Dados da Agência Nacional de Saúde Suplementar (ANS), que consideram todo o setor e não segregam pacientes com TEA, mostram que, entre 2021 e 2022 (dado mais recente disponível), a quantidade de sessões de terapia ocupacional saltou 42,5%, de fonoaudiologia o aumento foi de 26,1% e psicologia, 25%.
A Associação Brasileira do Autismo (Abra) informou que a alta no volume de terapias está relacionada ao avanço do diagnóstico de TEA e que não é incomum sessões de terapia de 40 horas, por semana, tendo em vista a complexidade de casos dos pacientes.
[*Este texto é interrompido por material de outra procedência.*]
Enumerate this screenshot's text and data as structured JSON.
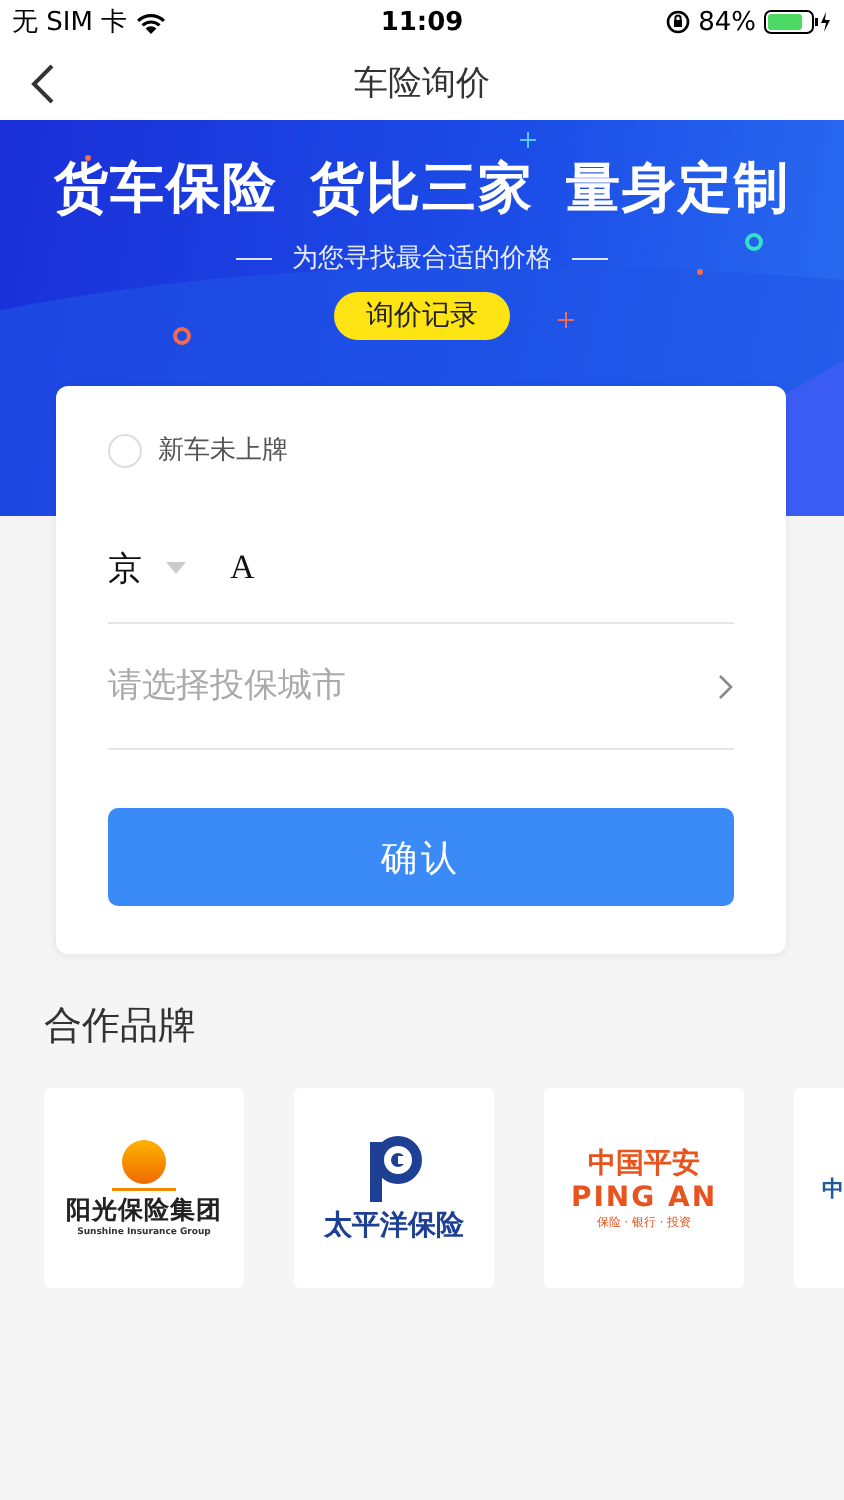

A deputada Andréa Werner (PSB-SP), apoiadora da causa, reforça que hoje é mais simples fazer o diagnóstico e reclama que “as operadoras estão descredenciando clínicas médicas para substituir por rede própria de menor qualidade, criando obstáculos para obtenção de reembolso, dificultando atendimentos. Já há inquérito abertos no Ministério Público”.
A variação elevada no custo dos planos de saúde na primeira faixa etária está provocando um desbalanceamento no cálculo atuarial do setor e, consequentemente, o preço do convênio médico dos mais jovens pode superar o da faixa etária seguinte (19 a 23 anos). Porém, as regras da ANS não permitem que um convênio médico voltado ao público de até 18 anos tenha um valor superior àquele destinado à faixa etária seguinte. E, assim, sucessivamente. O preço do plano de saúde da última faixa etária (acima de 59 anos) não pode ser seis vezes maior em relação à primeira faixa etária.Avanço no diagnóstico de TEA contribui para alta de tratamentos” — Andréa Werner
“Com uma variação tão elevada, como de 43% em 2022, realmente há o risco do valor do plano de saúde da primeira faixa etária ultrapassar o da segunda. A operadora pode, no máximo, igualar o preço do plano das duas faixas etárias”, disse Raquel Marimon, presidente do Instituto Brasileiro de Atuária (IBA).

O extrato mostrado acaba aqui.